Am I pregnant?
Thinking that you may be pregnant can be very daunting. The first step is to find out if you are actually pregnant.
Pregnancy may occur when a man and woman have sex without using contraception or when they have contraception failure (for instance a condom splits or a pill is forgotten or taken late). Sperm from the man is then able to fertilise an egg inside the woman by joining with it after sex and the fertilised egg will than implant itself in the uterine wall.
One of the first early signs of pregnancy is a missed period, but you don't need to wait until then - a store pregnancy test will work 16 days after you had the unprotected sex. Some young women do not have a regular menstrual cycle and may not be sure if they have missed their period. To find out more about your menstrual cycle go to Womens Health Qld Wide.
You may notice some other early signs of pregnancy too, such as:
- Shorter or lighter than usual period.
- Mood changes.
- Feeling more tired than usual.
- Feeling sick or vomiting.
- Stomach cramping.
- Sore or tender breasts.
- Peeing more often than usual.
- Restless sleep.
- Increased temperature.
If you are experiencing any of these symptoms and particularly if you have missed or are late for your period you should find out if you are pregnant or not as soon as possible. The best way to do this is to take a pregnancy test to confirm the pregnancy.
Confirming the Pregnancy
A pregnancy can be confirmed in a number of ways including home pregnancy testing or contacting a doctor or family planning organisation for blood-testing and physical examination.
Home pregnancy tests can be bought from supermarkets and pharmacies and involve a simple urine test. The instructions on the packet should be carefully followed. You may like to have someone you trust with you when you take the test for extra support.
If you are not pregnant and you do not want to fall pregnant this may be a good opportunity to look at the many options available for contraception.
If you are pregnant it is normal to be feeling a mixture of emotions: fear, happiness, confusion, guilt, worry, and excitment. It is important that you seek support from someone you trust to help you with what to do next.

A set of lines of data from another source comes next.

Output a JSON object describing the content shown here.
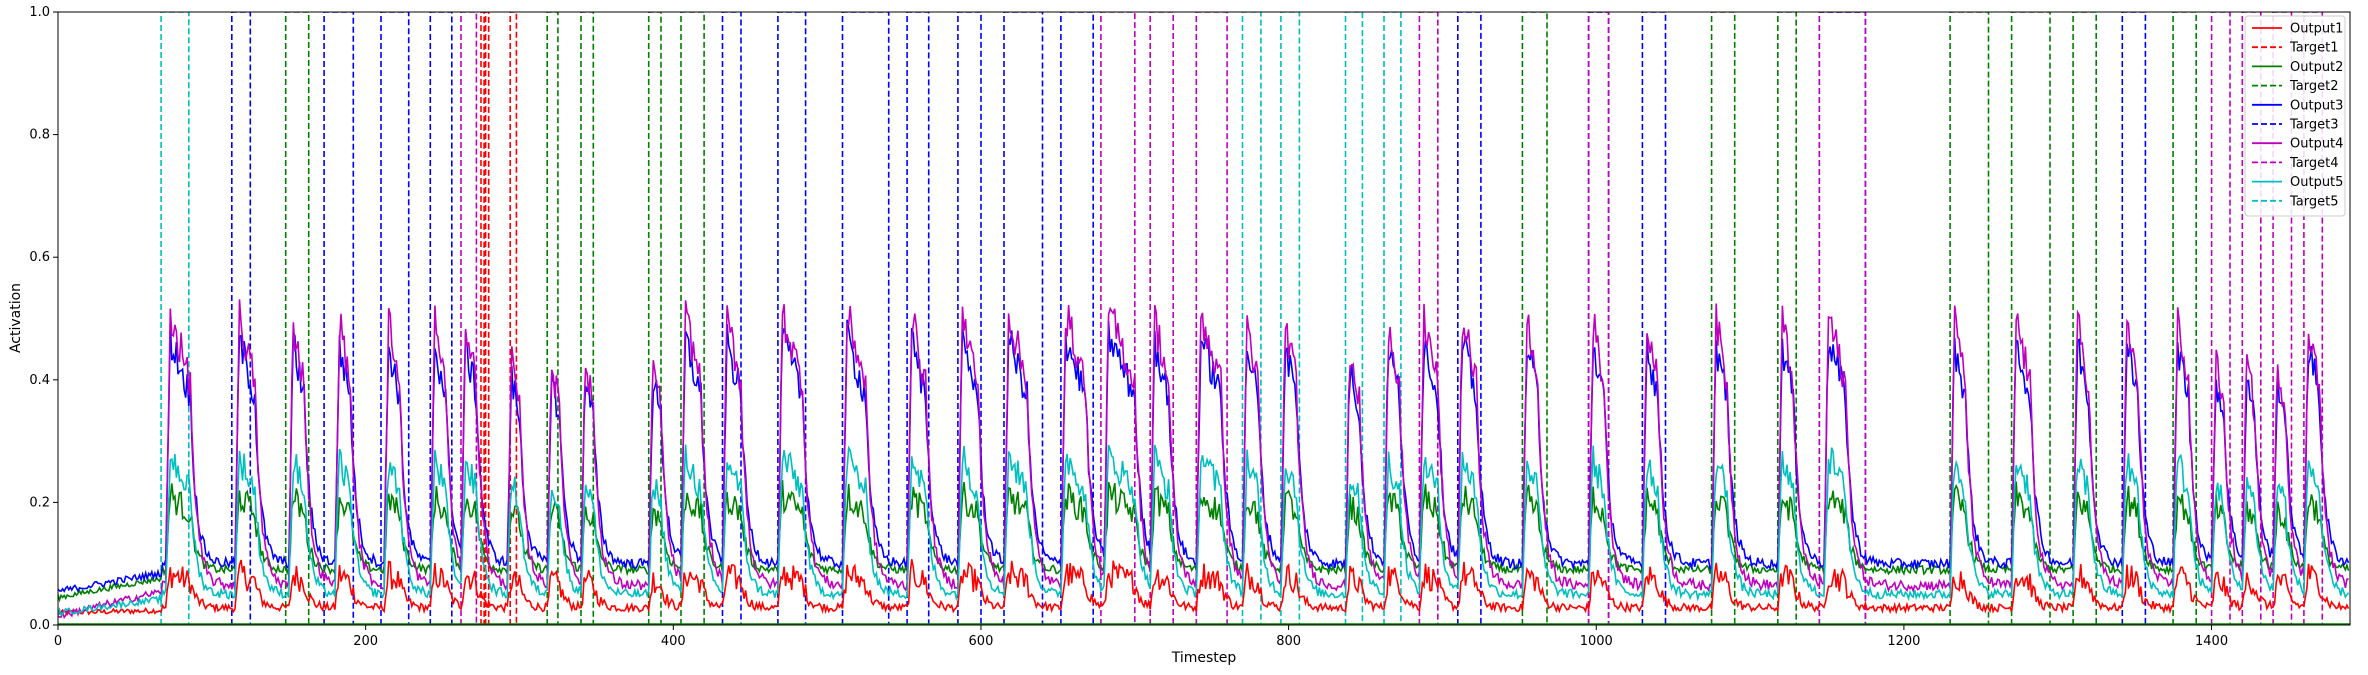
{
  "chart_data": {
    "type": "line",
    "title": "",
    "xlabel": "Timestep",
    "ylabel": "Activation",
    "xlim": [
      0,
      1490
    ],
    "ylim": [
      0,
      1.0
    ],
    "xticks": [
      0,
      200,
      400,
      600,
      800,
      1000,
      1200,
      1400
    ],
    "yticks": [
      0.0,
      0.2,
      0.4,
      0.6,
      0.8,
      1.0
    ],
    "xtick_labels": [
      "0",
      "200",
      "400",
      "600",
      "800",
      "1000",
      "1200",
      "1400"
    ],
    "ytick_labels": [
      "0.0",
      "0.2",
      "0.4",
      "0.6",
      "0.8",
      "1.0"
    ],
    "legend_position": "top-right",
    "series": [
      {
        "name": "Output1",
        "kind": "output",
        "color": "#ff0000",
        "baseline": 0.028,
        "gain": 0.06,
        "start": 0.02
      },
      {
        "name": "Target1",
        "kind": "target",
        "color": "#ff0000",
        "intervals": [
          [
            275,
            277
          ],
          [
            278,
            280
          ],
          [
            294,
            298
          ]
        ]
      },
      {
        "name": "Output2",
        "kind": "output",
        "color": "#008000",
        "baseline": 0.09,
        "gain": 0.13,
        "start": 0.045
      },
      {
        "name": "Target2",
        "kind": "target",
        "color": "#008000",
        "intervals": [
          [
            148,
            163
          ],
          [
            318,
            325
          ],
          [
            340,
            348
          ],
          [
            384,
            392
          ],
          [
            405,
            420
          ],
          [
            952,
            968
          ],
          [
            1075,
            1090
          ],
          [
            1118,
            1130
          ],
          [
            1230,
            1255
          ],
          [
            1270,
            1295
          ],
          [
            1310,
            1325
          ],
          [
            1375,
            1390
          ]
        ]
      },
      {
        "name": "Output3",
        "kind": "output",
        "color": "#0000ff",
        "baseline": 0.1,
        "gain": 0.39,
        "start": 0.055
      },
      {
        "name": "Target3",
        "kind": "target",
        "color": "#0000ff",
        "intervals": [
          [
            113,
            125
          ],
          [
            173,
            192
          ],
          [
            210,
            228
          ],
          [
            242,
            256
          ],
          [
            432,
            444
          ],
          [
            468,
            486
          ],
          [
            510,
            540
          ],
          [
            552,
            566
          ],
          [
            585,
            600
          ],
          [
            615,
            640
          ],
          [
            652,
            673
          ],
          [
            910,
            925
          ],
          [
            995,
            1008
          ],
          [
            1030,
            1045
          ],
          [
            1145,
            1175
          ],
          [
            1342,
            1357
          ]
        ]
      },
      {
        "name": "Output4",
        "kind": "output",
        "color": "#bf00bf",
        "baseline": 0.065,
        "gain": 0.47,
        "start": 0.015
      },
      {
        "name": "Target4",
        "kind": "target",
        "color": "#bf00bf",
        "intervals": [
          [
            262,
            272
          ],
          [
            678,
            700
          ],
          [
            710,
            725
          ],
          [
            740,
            760
          ],
          [
            885,
            897
          ],
          [
            995,
            1008
          ],
          [
            1145,
            1175
          ],
          [
            1400,
            1412
          ],
          [
            1420,
            1432
          ],
          [
            1440,
            1452
          ],
          [
            1460,
            1472
          ]
        ]
      },
      {
        "name": "Output5",
        "kind": "output",
        "color": "#00bfbf",
        "baseline": 0.05,
        "gain": 0.24,
        "start": 0.02
      },
      {
        "name": "Target5",
        "kind": "target",
        "color": "#00bfbf",
        "intervals": [
          [
            67,
            85
          ],
          [
            770,
            782
          ],
          [
            795,
            807
          ],
          [
            837,
            848
          ],
          [
            862,
            873
          ]
        ]
      }
    ],
    "pulses": [
      [
        70,
        86
      ],
      [
        115,
        128
      ],
      [
        150,
        160
      ],
      [
        180,
        190
      ],
      [
        212,
        222
      ],
      [
        242,
        252
      ],
      [
        262,
        272
      ],
      [
        292,
        300
      ],
      [
        318,
        326
      ],
      [
        340,
        348
      ],
      [
        384,
        392
      ],
      [
        405,
        418
      ],
      [
        432,
        444
      ],
      [
        468,
        484
      ],
      [
        510,
        525
      ],
      [
        552,
        564
      ],
      [
        585,
        598
      ],
      [
        615,
        630
      ],
      [
        652,
        668
      ],
      [
        680,
        700
      ],
      [
        710,
        722
      ],
      [
        740,
        756
      ],
      [
        770,
        780
      ],
      [
        795,
        805
      ],
      [
        837,
        846
      ],
      [
        862,
        872
      ],
      [
        885,
        897
      ],
      [
        910,
        922
      ],
      [
        952,
        962
      ],
      [
        995,
        1005
      ],
      [
        1030,
        1040
      ],
      [
        1075,
        1085
      ],
      [
        1118,
        1128
      ],
      [
        1148,
        1162
      ],
      [
        1230,
        1240
      ],
      [
        1270,
        1282
      ],
      [
        1310,
        1320
      ],
      [
        1342,
        1352
      ],
      [
        1375,
        1385
      ],
      [
        1400,
        1408
      ],
      [
        1420,
        1428
      ],
      [
        1440,
        1448
      ],
      [
        1460,
        1470
      ]
    ]
  }
}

It is important to figure out how many weeks pregnant you are, this is called gestation.
Important Note: The gestation of the pregnancy is calculated from the first day of your most recent normal menstrual period (this tells you how many weeks the pregnancy is). This may be problematic. As a younger woman you may not have a regular menstrual cycle. However, it can be important to calculate the gestation as accurately as possible to ensure timely access to termination services or antenatal visits. Your GP or Family Planning Doctor can assist you to calculate it.
Talk to someone you trust. It is a good idea to speak to someone you trust who can support you at this time. Telling a parent or someone else that you are pregnant can be very scary. Check out our Telling someone: "I am pregnant'
If you don’t wish to talk to someone you know you can call Children by Choice for advice. Children by Choice is a free and confidential service and our counsellors support young people just like you to explore your options.

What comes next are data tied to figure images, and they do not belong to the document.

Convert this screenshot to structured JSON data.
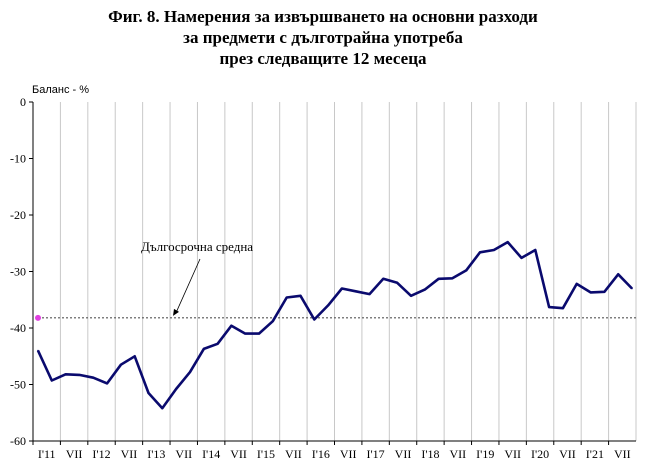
{
  "chart_data": {
    "type": "line",
    "title_lines": [
      "Фиг. 8. Намерения за извършването на основни разходи",
      "за предмети с дълготрайна употреба",
      "през следващите 12 месеца"
    ],
    "ylabel": "Баланс - %",
    "ylim": [
      -60,
      0
    ],
    "yticks": [
      0,
      -10,
      -20,
      -30,
      -40,
      -50,
      -60
    ],
    "xtick_labels": [
      "I'11",
      "VII",
      "I'12",
      "VII",
      "I'13",
      "VII",
      "I'14",
      "VII",
      "I'15",
      "VII",
      "I'16",
      "VII",
      "I'17",
      "VII",
      "I'18",
      "VII",
      "I'19",
      "VII",
      "I'20",
      "VII",
      "I'21",
      "VII"
    ],
    "series": [
      {
        "color": "#0a0a6e",
        "values": [
          -44,
          -49.3,
          -48.2,
          -48.3,
          -48.8,
          -49.8,
          -46.5,
          -45,
          -51.5,
          -54.2,
          -50.8,
          -47.8,
          -43.7,
          -42.8,
          -39.6,
          -41,
          -41,
          -38.8,
          -34.6,
          -34.3,
          -38.5,
          -36,
          -33,
          -33.5,
          -34,
          -31.3,
          -32,
          -34.3,
          -33.2,
          -31.3,
          -31.2,
          -29.8,
          -26.6,
          -26.2,
          -24.8,
          -27.6,
          -26.2,
          -36.3,
          -36.5,
          -32.2,
          -33.7,
          -33.6,
          -30.5,
          -33
        ]
      }
    ],
    "long_term_average": {
      "label": "Дългосрочна средна",
      "value": -38.2,
      "color": "#555555",
      "marker_color": "#e040e0"
    },
    "grid": "vertical",
    "legend": "none"
  }
}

There are three choices to think about:
- Abortion - terminating the pregnancy.
- Adoption - continuing with the pregnancy and giving up the child after birth.
- Parenting - continuing with the pregnancy and becoming a parent.
If you are the man involved in the pregnancy or a parent or friend you can check out Supporting a woman through an unplanned pregnancy.
Remember: You are not alone and there is help and support available.